On Thursday, 16 January 2020 03:38:29 UTC+2,
woodb...@gmail.com wrote:
> On Wednesday, January 15, 2020 at 5:21:26 PM UTC-6, Öö Tiib wrote:
> > On Thursday, 16 January 2020 00:09:59 UTC+2, Daniel wrote:
> > > On Wednesday, January 15, 2020 at 2:21:56 PM UTC-5,
woodb...@gmail.com wrote:
> > > >
> > > > my on-line code generator:
> > > >
https://github.com/Ebenezer-group/onwards
> > > >
> > > Is anyone using this? Nobody is raising issues.
> >
> > His serialization format is not even documented. Plus he wants to
> > keep something of it
>
> The serialization format isn't proprietary. What's private/
> proprietary is the program that generates the code. I have
> a library and 3 programs that use the library. The library
> and two of the programs are in the repository. The third
> program, though is closed source. And I encourage other
> developers to not neglect developing some closed source.
Feel free to develop closed source. Just the rest of it
should be attractive enough to at least try out without that
closed source of with free or trial edition of that closed
source.
> > proprietary and closed source and so there
> > likely will never be actual users.
>
> Unlike a lot of services out there, it's free.
> Once we get past the whiners, the sky is the limit.
I did not whine. I would actually be happy if you would
analyze yourself what is causing these to be more successful:
You may disagree with my comments about documentation,
standardization, availability of APIs, support for multiple
platforms and multiple programming languages, tutorials, forums and
ease to use. I am just someone from Internet. However you need to have
some special strength. Some other unique sales point than that you
believe G-d and like Ben Shapiro. In what sense your product shines
compared to all those others? People of your ethnic origins have
been always famous for their remarkable trading skills.

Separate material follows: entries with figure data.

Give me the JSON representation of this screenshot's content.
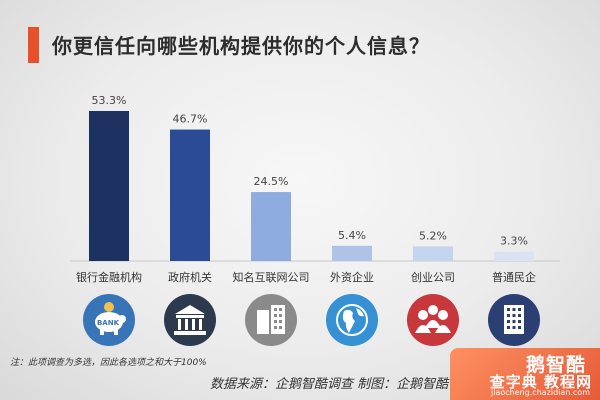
{
  "title": "你更信任向哪些机构提供你的个人信息？",
  "chart_data": {
    "type": "bar",
    "categories": [
      "银行金融机构",
      "政府机关",
      "知名互联网公司",
      "外资企业",
      "创业公司",
      "普通民企"
    ],
    "values": [
      53.3,
      46.7,
      24.5,
      5.4,
      5.2,
      3.3
    ],
    "value_labels": [
      "53.3%",
      "46.7%",
      "24.5%",
      "5.4%",
      "5.2%",
      "3.3%"
    ],
    "bar_colors": [
      "#1e3261",
      "#2b4b95",
      "#8eacdf",
      "#afc3e7",
      "#c5d4ee",
      "#d9e3f3"
    ],
    "icon_colors": [
      "#3875b8",
      "#2d3a4d",
      "#8a8a8a",
      "#3590d4",
      "#c7373c",
      "#2b3f73"
    ],
    "icons": [
      "piggy-bank-icon",
      "government-building-icon",
      "office-buildings-icon",
      "globe-icon",
      "people-group-icon",
      "building-icon"
    ],
    "icon_text": [
      "BANK",
      "",
      "",
      "",
      "",
      ""
    ],
    "grid": false
  },
  "footnote": "注：此项调查为多选，因此各选项之和大于100%",
  "source": "数据来源：企鹅智酷调查    制图：企鹅智酷",
  "watermark": {
    "logo": "鹅智酷",
    "site": "查字典 教程网",
    "url": "jiaocheng.chazidian.com"
  }
}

> > He could still maybe generate code for any of those serialization
> > formats or for any of serialization libraries that use those formats.
> > Online or offline does not matter. Anyone can put offline tool out
> > as online service as idle time hobby within weeks.
>
> It's 2020 and C++ compilers are not written as
> services. Have compiler vendors lost track of
> what they should be doing in part due to an
> avalanche of features added to the language?
How so? In several posts in this group I see links to
godbolt or coliru as free service to compile and run
C++ snippets. Currently all aspects of development
can be done in cloud. I am in few clicks away from
compiling, uploading, running tests on test racks
somewhere in Finland and others in Denmark. All is
done by computing powers somewhere in cloud. I have
never seen either of those test racks. All I see are
results of those tests in my web browser.